Grimus was formed in the city of Cluj-Napoca, which happens to be the third largest city of Romania. The band came from the foundation of the members’ former five-piece project, Revers. After taking the name Grimus in 2006, they released an ambitious three track demo to much acclaim. In fact, one of the three tracks, “Solitude”, was named “Song of the Year 2006 ” by Bucharest-based rock music channel City FM Radio). The group’s musical impact was further confirmed and put into immediate action when they were chosen to represent Romania in Global Battle of the Bands last October. Then came the studio debut.
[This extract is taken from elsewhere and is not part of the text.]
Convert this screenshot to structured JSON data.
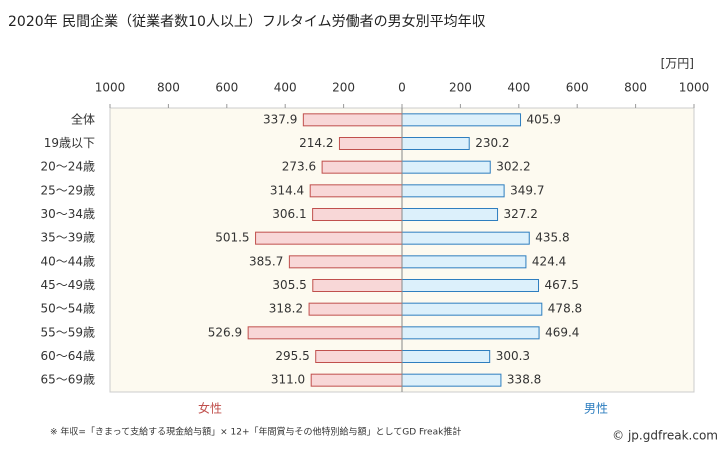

I think it can be harmful to put the heavy load on a young band to balance such acts of reference as Radiohead, Placebo, The Killers and Porcupine Tree, all of which have been garnered. Hence, I’d like to limit these comparisons to some extent, even though Grimus has earned themselves at least a few of these referential points. Partly because the band does not have any specific problems in finding their own sound, at least if Panikon is concerned. Judging on the release, it’s audible that the band has gone into the studio with more eagerly itching musical fingers than say veterans Thom Yorke or Brandon Flowers more recently. (Note: I stated since their respective bands’ debut albums).
Panikon is ambitious, and the band’s not afraid to play around with sounds and structures. Most of all, to separate it from several of its alternative rock forefathers, the album’s inclined to deliver melody-heavy pop tunes. Lead singer Bogdan Mezofi’s characteristically dramatic vocal output conveniently lands somewhere in-between Flowers’ high-pitched and Yorke’s trendsetting, slanting melodic paranoia. Although interesting, it takes a few listens of the album to get fully comfortable with Mezofi’s light singing style and his Romanian accent.
So despite a good sense of creating pop songs of The Killers standards and an emotional twist hinting more than straight-out borrowing soundscapes and moods from any given Radiohead album, Panikon does not deliver much. The titles couldn’t possibly be any clearer than “Confused”, “Political Animals”, “Insanity” and “Addiction” but all are seemingly unable to make me feel connected to the subjects. This is due in part of the band getting lost somewhere in the no-man’s-land between their hard post-punk melancholia and the catchy uplifting pop without ever being able to fully reach and accomplish any of them. Blame it on my supposed fascination to rather see them represent Romania in the conformed Eurovision Song Contest than a global contest for innovative, underground, indie bands.
My theory is that Panikon is most likely to be a success in only Romania and the surrounding Slavic countries from which its melodic (as a European citizen I can say that “Backseat Driver”‘s melody sounds utterly familiar to me) and pop music tradition descend from. Lastly, I’d like to take the last words from Moe Szyslak (of The Simpsons) to express my relationship with Grimus after listening to Panikon: “I’m a well-wisher, in that I don’t wish you any specific harm”.